SpEL also solves two additional problems. We provide two extensions that allow to pass in a Sort object into custom queries. Remember faq.adoc#custom-queries-with-page-and-slice-examples from custom queries? With the orderBy extension you can pass in a Pageable with a dynamic sort to a custom query:

orderBy-Extension
import org.springframework.data.domain.Pageable;
import org.springframework.data.domain.Sort;
import org.springframework.data.neo4j.repository.Neo4jRepository;
import org.springframework.data.neo4j.repository.query.Query;

public interface MyPersonRepository extends Neo4jRepository<Person, Long> {

    @Query(""
        + "MATCH (n:Person) WHERE n.name = $name RETURN n "
        + ":#{orderBy(#pageable)} SKIP $skip LIMIT $limit" (1)
    )
    Slice<Person> findSliceByName(String name, Pageable pageable);

    @Query(""
        + "MATCH (n:Person) WHERE n.name = $name RETURN n :#{orderBy(#sort)}" (2)
    )
    List<Person> findAllByName(String name, Sort sort);
}
1 A Pageable has always the name pageable inside the SpEL context.
2 A Sort has always the name sort inside the SpEL context.

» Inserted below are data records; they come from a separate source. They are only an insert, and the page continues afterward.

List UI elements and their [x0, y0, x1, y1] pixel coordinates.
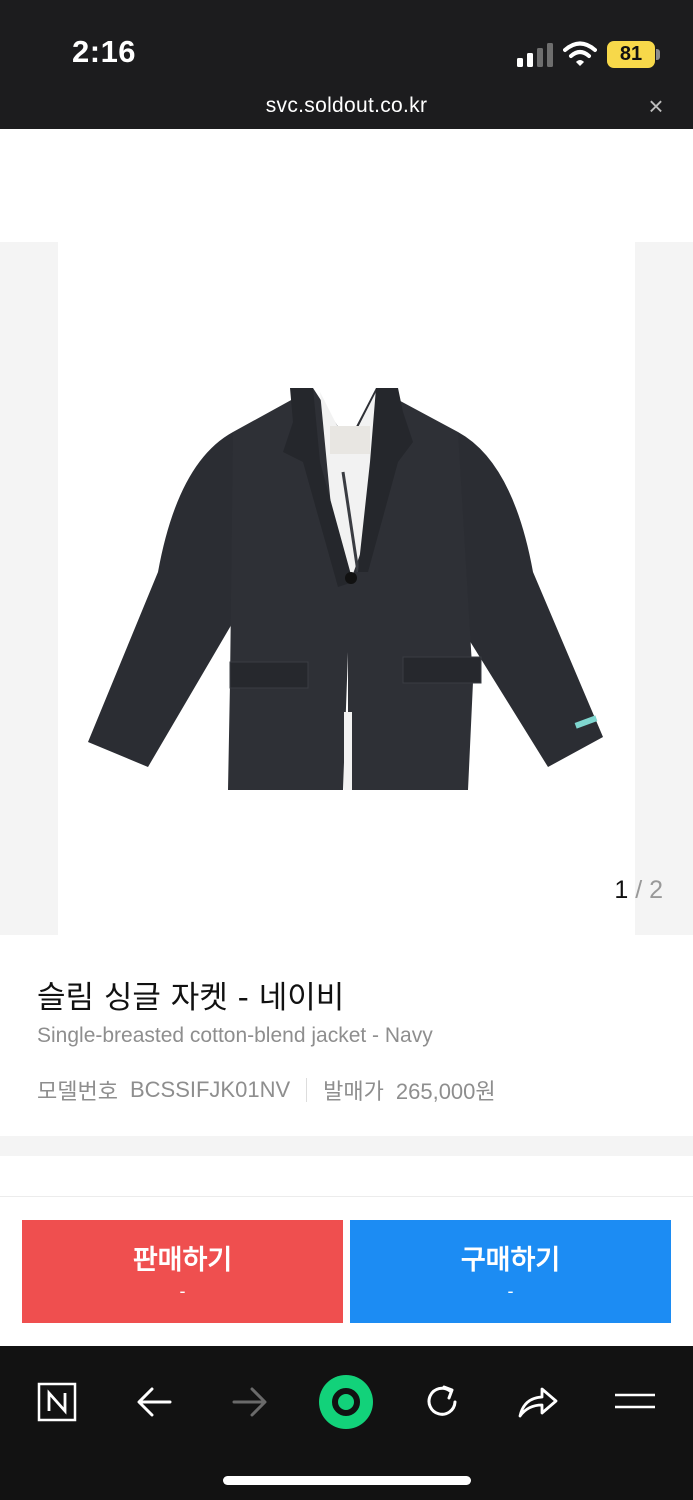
url-text[interactable]: svc.soldout.co.kr [0, 94, 693, 118]
pager-separator: / [628, 876, 650, 904]
pager-current: 1 [614, 876, 629, 904]
jacket-image [88, 388, 603, 790]
release-price-label: 발매가 [323, 1079, 384, 1104]
model-number-label: 모델번호 [37, 1079, 118, 1104]
forward-arrow-icon[interactable] [220, 1372, 280, 1432]
menu-icon[interactable] [605, 1372, 665, 1432]
home-indicator[interactable] [223, 1476, 471, 1485]
meta-divider [306, 1078, 308, 1102]
battery-level: 81 [619, 43, 643, 65]
share-icon[interactable] [508, 1372, 568, 1432]
sell-button[interactable]: 판매하기 - [22, 1220, 343, 1323]
close-icon[interactable]: × [644, 93, 668, 119]
naver-n-icon[interactable] [27, 1372, 87, 1432]
wifi-icon [563, 41, 597, 66]
pager-total: 2 [649, 876, 663, 904]
product-image [58, 242, 635, 935]
release-price-value: 265,000원 [395, 1079, 496, 1104]
browser-top-bar: 2:16 81 svc.soldout.co.kr × [0, 0, 693, 129]
trade-actions: 판매하기 - 구매하기 - [0, 1196, 693, 1346]
reload-icon[interactable] [412, 1372, 472, 1432]
browser-bottom-bar [0, 1346, 693, 1500]
back-arrow-icon[interactable] [124, 1372, 184, 1432]
green-home-icon[interactable] [316, 1372, 376, 1432]
section-divider [0, 1136, 693, 1156]
product-title-english: Single-breasted cotton-blend jacket - Na… [37, 1024, 433, 1047]
buy-button-label: 구매하기 [460, 1245, 561, 1276]
product-meta: 모델번호 BCSSIFJK01NV 발매가 265,000원 [37, 1074, 496, 1106]
battery-icon: 81 [607, 41, 655, 68]
product-title-korean: 슬림 싱글 자켓 - 네이비 [37, 980, 345, 1016]
gallery-pager: 1 / 2 [614, 876, 663, 905]
model-number-value: BCSSIFJK01NV [129, 1077, 291, 1102]
status-time: 2:16 [72, 34, 137, 69]
sell-button-price: - [179, 1281, 186, 1301]
buy-button[interactable]: 구매하기 - [350, 1220, 671, 1323]
battery-tip [656, 49, 660, 60]
cellular-signal-icon [517, 43, 553, 67]
product-gallery[interactable]: 1 / 2 [0, 242, 693, 935]
buy-button-price: - [507, 1281, 514, 1301]
sell-button-label: 판매하기 [132, 1245, 233, 1276]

Spring Expression Language extensions

Literal extension

The literal extension can be used to make things like labels or relationship-types "dynamic" in custom queries. Neither labels nor relationship types can be parameterized in Cypher, so they must be given literal.

literal-Extension
interface BaseClassRepository extends Neo4jRepository<Inheritance.BaseClass, Long> {

    @Query("MATCH (n:`:#{literal(#label)}`) RETURN n") (1)
    List<Inheritance.BaseClass> findByLabel(String label);
}
1 The literal extension will be replaced with the literal value of the evaluated parameter.

Here, the literal value has been used to match dynamically on a Label. If you pass in SomeLabel as a parameter to the method, MATCH (n:SomeLabel) RETURN n will be generated. Ticks have been added to correctly escape values. SDN won’t do this for you as this is probably not what you want in all cases.

List extensions

For more than one value there are allOf and anyOf in place that would render either a & or | concatenated list of all values.

List extensions
interface BaseClassRepository extends Neo4jRepository<Inheritance.BaseClass, Long> {

    @Query("MATCH (n:`:#{allOf(#label)}`) RETURN n")
    List<Inheritance.BaseClass> findByLabels(List<String> labels);

    @Query("MATCH (n:`:#{anyOf(#label)}`) RETURN n")
    List<Inheritance.BaseClass> findByLabels(List<String> labels);
}

Referring to Labels

You already know how to map a Node to a domain object:

A Node with many labels
@Node(primaryLabel = "Bike", labels = {"Gravel", "Easy Trail"})
public class BikeNode {
    @Id String id;

    String name;
}

This node has a couple of labels, and it would be rather error prone to repeat them all the time in custom queries: You might forget one or make a typo. We offer the following expression to mitigate this: #{#staticLabels}. Notice that this one does not start with a colon! You use it on repository methods annotated with @Query:

#{#staticLabels} in action
public interface BikeRepository extends Neo4jRepository<Bike, String> {

    @Query("MATCH (n:#{#staticLabels}) WHERE n.id = $nameOrId OR n.name = $nameOrId RETURN n")
    Optional<Bike> findByNameOrId(@Param("nameOrId") String nameOrId);
}

This query will resolve to

MATCH (n:`Bike`:`Gravel`:`Easy Trail`) WHERE n.id = $nameOrId OR n.name = $nameOrId RETURN n

Notice how we used standard parameter for the nameOrId: In most cases there is no need to complicate things here by adding a SpEL expression.